Périodiquement nous allions lui rendre visite à La Possonnière, au bord de la Loire, dans la maison familiale où il logeait depuis son départ de Nantes. Demeure chaleureuse, agréable. Jorj Morin toujours aussi accueillant. Madame Morin, en bonne maîtresse de maison, réalisait chaque fois des prouesses culinaires dont certaines demeurent en notre mémoire.

Voici pour les faits. Que peut-on ajouter à ce qui a déjà été évoqué sur la personnalité de Jorj Morin? Sa discrétion, l’attention qu’il portait aux autres, émettant rarement un avis sur les réalisations de ses confrères. Attaché au travail, persévérant, allant jusqu’au bout de ce qu’il entreprenait. Il suffit pour s’en convaincre de voir la quantité impressionnante de ses réalisations dans les domaines de la peinture, du dessin, de la gravure, mais également dans celui de la tapisserie et de la mosaïque, sans oublier ses œuvres monumentales et son activité de graphiste publicitaire.
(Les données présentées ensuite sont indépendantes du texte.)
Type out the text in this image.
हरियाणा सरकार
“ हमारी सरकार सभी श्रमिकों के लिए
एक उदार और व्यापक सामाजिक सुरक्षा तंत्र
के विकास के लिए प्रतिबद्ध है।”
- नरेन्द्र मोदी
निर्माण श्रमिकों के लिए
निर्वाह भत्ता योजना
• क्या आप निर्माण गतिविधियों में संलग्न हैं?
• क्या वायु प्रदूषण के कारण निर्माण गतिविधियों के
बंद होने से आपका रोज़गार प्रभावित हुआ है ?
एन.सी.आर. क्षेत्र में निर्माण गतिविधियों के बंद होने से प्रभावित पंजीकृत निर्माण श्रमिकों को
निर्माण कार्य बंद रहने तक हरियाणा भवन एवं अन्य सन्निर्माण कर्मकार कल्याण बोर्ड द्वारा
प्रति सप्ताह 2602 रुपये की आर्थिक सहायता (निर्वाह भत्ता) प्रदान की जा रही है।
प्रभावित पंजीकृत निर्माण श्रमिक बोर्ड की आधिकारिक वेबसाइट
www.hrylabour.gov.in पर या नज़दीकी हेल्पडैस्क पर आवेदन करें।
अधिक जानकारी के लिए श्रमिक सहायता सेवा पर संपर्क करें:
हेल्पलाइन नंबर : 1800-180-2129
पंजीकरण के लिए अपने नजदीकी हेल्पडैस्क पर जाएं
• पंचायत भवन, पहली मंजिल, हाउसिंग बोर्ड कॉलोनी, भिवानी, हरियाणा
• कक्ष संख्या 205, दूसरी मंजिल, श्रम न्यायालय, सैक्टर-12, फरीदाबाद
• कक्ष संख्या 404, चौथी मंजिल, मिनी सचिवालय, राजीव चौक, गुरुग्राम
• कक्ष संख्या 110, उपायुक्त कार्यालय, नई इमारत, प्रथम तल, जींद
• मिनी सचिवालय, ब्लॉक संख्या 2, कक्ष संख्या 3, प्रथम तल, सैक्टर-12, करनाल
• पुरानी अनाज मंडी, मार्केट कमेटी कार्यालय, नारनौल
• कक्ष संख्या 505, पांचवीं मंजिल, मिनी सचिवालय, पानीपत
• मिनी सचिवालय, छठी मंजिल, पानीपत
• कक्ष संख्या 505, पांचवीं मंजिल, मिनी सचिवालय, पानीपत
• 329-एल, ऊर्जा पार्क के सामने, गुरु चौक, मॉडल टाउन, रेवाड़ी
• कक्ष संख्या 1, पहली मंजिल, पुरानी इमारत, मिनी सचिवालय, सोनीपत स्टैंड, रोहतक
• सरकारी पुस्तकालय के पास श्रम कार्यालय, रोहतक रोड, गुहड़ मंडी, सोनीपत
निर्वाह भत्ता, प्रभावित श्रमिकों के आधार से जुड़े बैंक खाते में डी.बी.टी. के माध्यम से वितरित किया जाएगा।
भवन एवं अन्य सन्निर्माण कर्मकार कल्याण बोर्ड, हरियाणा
Au cours des réunions du bureau des Amis du Musée ou des membres d’Archipel, il intervenait toujours avec à-propos, ses remarques étant considérées avec attention.

Ce bref historique rappelle les relations que, mon épouse et moi, avons entretenues avec Jorj Morin.

Ce beau livre consacré à sa mémoire par ses enfants et le plus bel hommage qu’il pouvait recevoir. Que ces quelques notes en fasse partie est, pour nous, un réel plaisir".